News Roundup

New and Noteworthy Information—May 2018


Starting School Later Improves Sleep Time

Delaying school start time can provide sustained benefits for sleep duration, daytime alertness, and mental well-being, according to a study published online ahead of print April 10 in Sleep. The study included 375 girls in grades 7 to 10 from a secondary school for girls. The school delayed its start time from 7:30 to 8:15 in the morning. Self-reports of sleep timing, sleepiness, and well-being were obtained at baseline before the delay and at approximately one and nine months after the delay. After one month, bedtimes on school nights were delayed by nine minutes, while rise times were delayed by 31.6 minutes, resulting in an increase in time in bed of 23.2 minutes. After nine months, the increase in time in bed was sustained, and total sleep time increased by 10 minutes.

Lo JC, Lee SM, Lee XK, et al. Sustained benefits of delaying school start time on adolescent sleep and well-being. Sleep. 2018 Apr 10 [Epub ahead of print].

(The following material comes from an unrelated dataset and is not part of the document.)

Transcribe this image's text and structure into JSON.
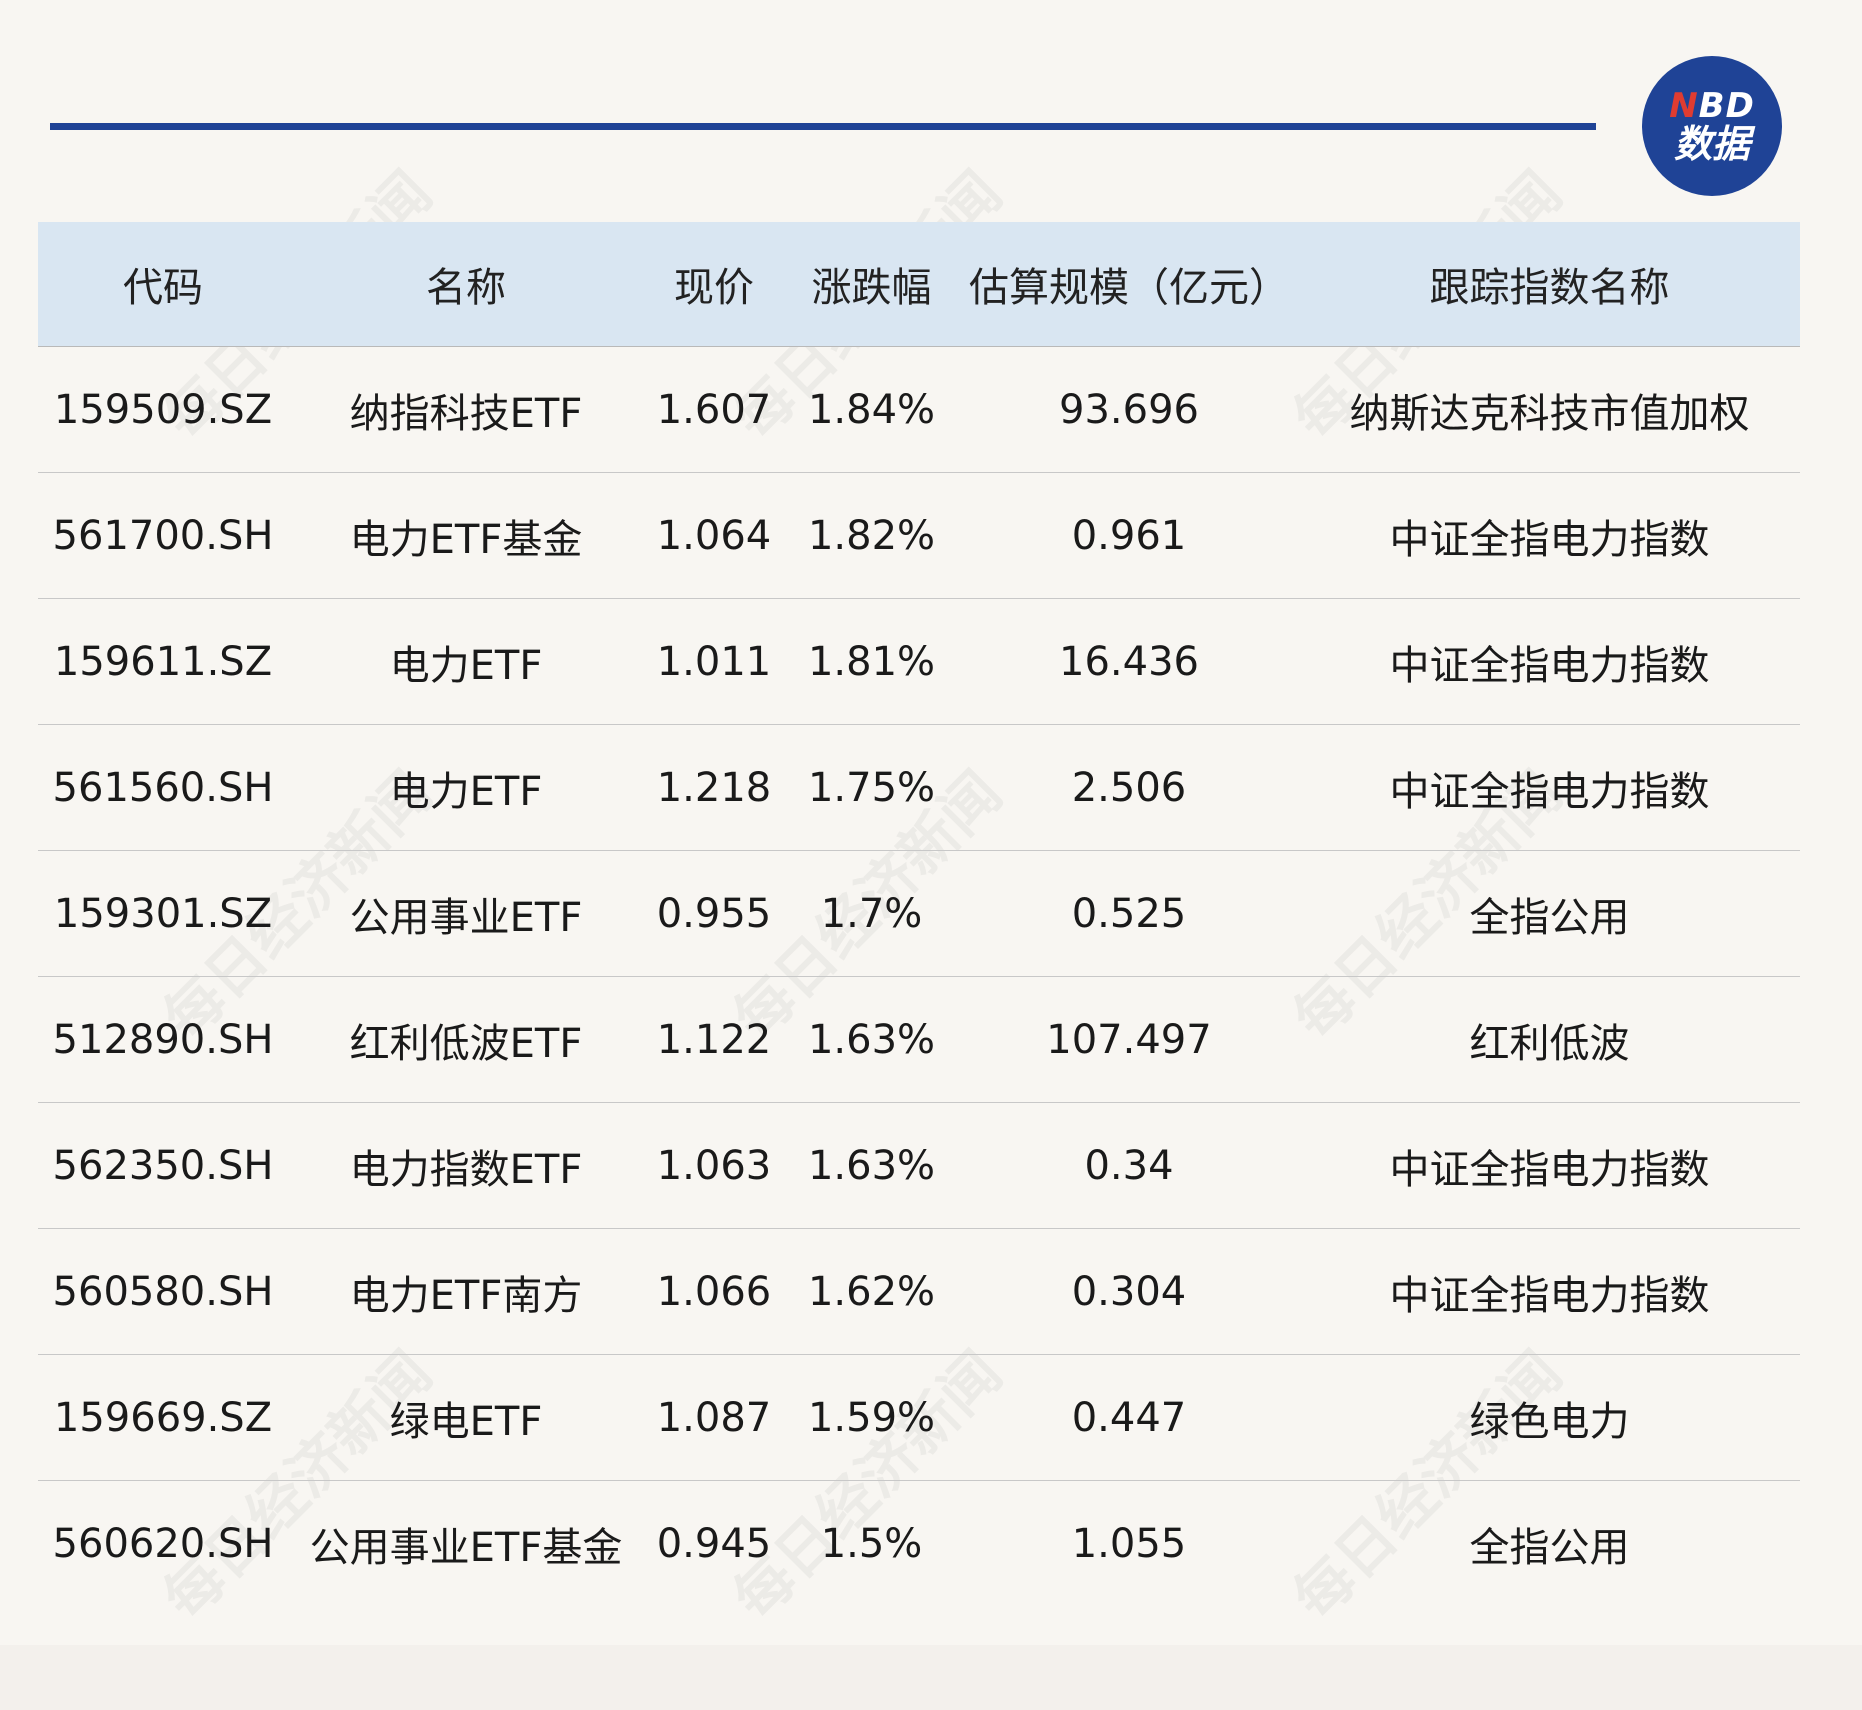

Stroke Affects Social, Cognitive, and Psychologic Outcomes

Patients with ischemic stroke report symptoms in multiple domains that increase to variable degrees at higher levels of disability, according to a study published online ahead of print March 28 in Neurology. The observational cohort included 1,195 patients who completed Quality of Life in Neurological Disorders or the Patient-Reported Outcomes Measurement Information System scales as part of routine care. Participants were questioned about their physical function, satisfaction with social roles, fatigue, anxiety, depression, pain interference, and sleep disturbance. Researchers also measured participants’ level of disability. Among people with stroke, scores were considerably worse than those in the general population in every area except sleep and depression. About 58% of people with stroke had scores related to satisfaction with social roles that were meaningfully worse than those of the general population.

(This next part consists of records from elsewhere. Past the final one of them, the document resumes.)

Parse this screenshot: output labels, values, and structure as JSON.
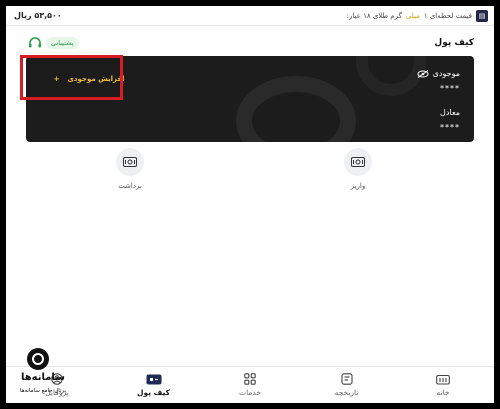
{
  "top_bar": {
    "price_text_before": "قیمت لحظه‌ای ۱",
    "price_text_highlight": "میلی",
    "price_text_after": "گرم طلای ۱۸ عیار:",
    "price_value": "۵۳,۵۰۰ ریال"
  },
  "header": {
    "title": "کیف پول",
    "support_label": "پشتیبانی"
  },
  "wallet_card": {
    "balance_label": "موجودی",
    "balance_value": "****",
    "equivalent_label": "معادل",
    "equivalent_value": "****",
    "increase_label": "افزایش موجودی",
    "increase_icon": "+"
  },
  "actions": {
    "deposit_label": "واریز",
    "withdraw_label": "برداشت"
  },
  "bottom_nav": {
    "items": [
      {
        "label": "خانه",
        "icon": "home-icon"
      },
      {
        "label": "تاریخچه",
        "icon": "history-icon"
      },
      {
        "label": "خدمات",
        "icon": "services-icon"
      },
      {
        "label": "کیف پول",
        "icon": "wallet-icon"
      },
      {
        "label": "پروفایل",
        "icon": "profile-icon"
      }
    ],
    "active_index": 3
  },
  "watermark": {
    "name": "سامانه‌ها",
    "subtitle": "پرتال جامع سامانه‌ها"
  },
  "colors": {
    "card_bg": "#1c1c1c",
    "accent_gold": "#f0c040",
    "highlight_red": "#d91c24",
    "support_green": "#2a9d45"
  }
}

Katzan IL, Thompson NR, Uchino K, Lapin B. The most affected health domains after ischemic stroke. Neurology. 2018 Mar 28 [Epub ahead of print].

ALS Genetic Variant Also a Risk Factor for Frontotemporal Dementia

One of the newly identified genetic variants associated with amyotrophic lateral sclerosis (ALS) also is a risk factor for frontotemporal dementia (FTD), according to a study published online ahead of print April 9 in JAMA Neurology. Researchers pooled data from previous genome-wide association studies that included genetic data from 124,876 participants. The studies included healthy controls and participants with ALS, Alzheimer’s disease, Parkinson’s disease, FTD, corticobasal degeneration, and progressive supranuclear palsy. Investigators found that a variation in a region of DNA containing the gene for tau protein was associated with elevated risk for ALS. In addition, study authors found significant genetic overlap between ALS and FTD at known ALS loci rs13302855, rs3849942, and rs4239633. They also found a genetic variation at rs538622 that is associated with ALS and FTD and affects BNIP1 production in the brain.

Karch CM, Wen N, Fan CC, et al. Selective genetic overlap between amyotrophic lateral sclerosis and diseases of the frontotemporal dementia spectrum. JAMA Neurol. 2018 Apr 9 [Epub ahead of print].

Intervention Promotes Stroke Preparedness

Hip-Hop Stroke (HHS) is an effective, intergenerational model for increasing stroke preparedness among economically disadvantaged minorities, according to a study published in the April issue of Stroke. HHS is a three-hour, culturally tailored, theory-based, multimedia stroke literacy intervention that empowers schoolchildren to share stroke information with parents. Researchers recruited 3,070 fourth- through sixth-graders and 1,144 parents from 22 schools into a cluster-randomized trial. Schools were randomized to the HHS intervention or attentional control (ie, nutrition classes). Main outcome measures were stroke knowledge and preparedness of children and parents using validated surrogates. Among children, it was estimated that 1% of controls and 2% of the intervention group demonstrated optimal stroke preparedness at baseline, increasing to 57% immediately after the program in the intervention group.

Williams O, Leighton-Herrmann Quinn E, Teresi J, et al. Improving community stroke preparedness in the HHS (Hip-Hop Stroke) randomized clinical trial. Stroke. 2018;49(4):972-979.

Risk of Unnatural Death Is Increased in Epilepsy

People with epilepsy are at increased risk of mortality from suicide and accidents, according to a study published online ahead of print April 9 in JAMA Neurology. Researchers examined the Clinical Practice Research Datalink (CPRD) and the Secure Anonymized Information Linkage (SAIL) databank, which are linked to hospitalization and mortality records. They matched people with epilepsy on age, sex, and general practice with as many as 20 controls. In all, 44,678 people in the CPRD and 14,051 individuals in the SAIL databank were identified in the prevalent epilepsy cohorts. Furthermore, 891,429 participants from the CPRD and 279,365 people from the SAIL databank were identified as controls. People with epilepsy were significantly more likely to die of an unnatural cause, unintentional injury, poisoning, or suicide, compared with controls.